The legality of training these models based on scraped data without consent or attribution is unclear. Claims of copyright infringement are likely to be met with invocations of the fair use doctrine, which permits the unlicensed use of copyright-protected works based on a four-factor test. Among the four factors to be considered is the effect of the use on the potential market of the copyrighted work.

The key characteristic of Copilot, however, is that much of the source code it was trained on was part of an open-source agreement, under which developers could use the code for free so long as they included the required attribution and copyright notices.
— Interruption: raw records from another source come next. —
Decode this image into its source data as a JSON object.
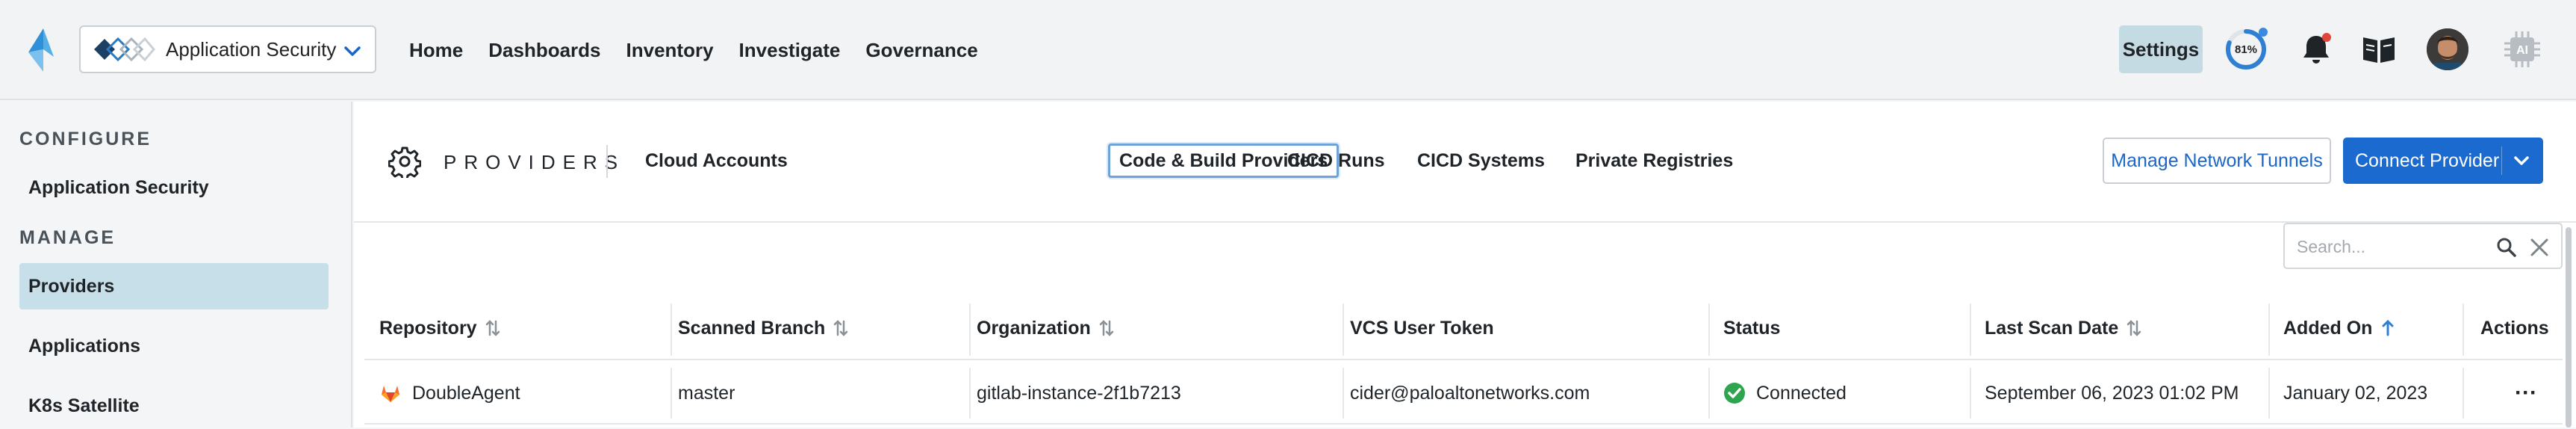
{
  "header": {
    "app_switcher_label": "Application Security",
    "nav": [
      "Home",
      "Dashboards",
      "Inventory",
      "Investigate",
      "Governance"
    ],
    "settings_label": "Settings",
    "progress_label": "81%",
    "progress_value": 0.81
  },
  "sidebar": {
    "configure_heading": "CONFIGURE",
    "configure_items": [
      {
        "label": "Application Security"
      }
    ],
    "manage_heading": "MANAGE",
    "manage_items": [
      {
        "label": "Providers"
      },
      {
        "label": "Applications"
      },
      {
        "label": "K8s Satellite"
      }
    ]
  },
  "page": {
    "title": "PROVIDERS",
    "tabs": [
      "Cloud Accounts",
      "Code & Build Providers",
      "CICD Runs",
      "CICD Systems",
      "Private Registries"
    ],
    "active_tab": "Code & Build Providers",
    "manage_tunnels_label": "Manage Network Tunnels",
    "connect_label": "Connect Provider",
    "search_placeholder": "Search..."
  },
  "table": {
    "columns": [
      "Repository",
      "Scanned Branch",
      "Organization",
      "VCS User Token",
      "Status",
      "Last Scan Date",
      "Added On",
      "Actions"
    ],
    "rows": [
      {
        "repository": "DoubleAgent",
        "branch": "master",
        "organization": "gitlab-instance-2f1b7213",
        "token": "cider@paloaltonetworks.com",
        "status": "Connected",
        "last_scan": "September 06, 2023 01:02 PM",
        "added_on": "January 02, 2023",
        "actions": "···"
      }
    ]
  },
  "colors": {
    "accent": "#1b6ad0",
    "active_side": "#c7dfe8",
    "settings_bg": "#c5dbe3",
    "connected_green": "#2ea44f",
    "gitlab_orange": "#e2432a"
  }
}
This is significant: because the code is free, there is arguably no effect on the market of the code, but by way of attributions, which may lead to more work for many programmers, there will be an effect on the market for programmers’ labor. However, because the factor in the fair use test only considers the market of the copyrighted work, consideration of that factor will then necessarily always favor the generative AI system—here Microsoft and Github—precisely because there has been no effect on the market for the code. As a result, if fair use is found to apply to Copilot, programmers may be disincentivized to contribute to the open-source repositories of code that have long spurred technological innovation.

This is just the beginning. Copilot is one of the first, but many—such as Amazon CodeWhisperer—will likely soon follow.  And it highlights the need to reconceptualize intellectual property rights not solely as the exclusive right to use a work, but also as the right to recognition.

Sherry Tseng

Georgetown Law Technology Review Articles Editor; Georgetown Law J.D. Candidate 2024; University of Pennsylvania M.A./B.A. 2020.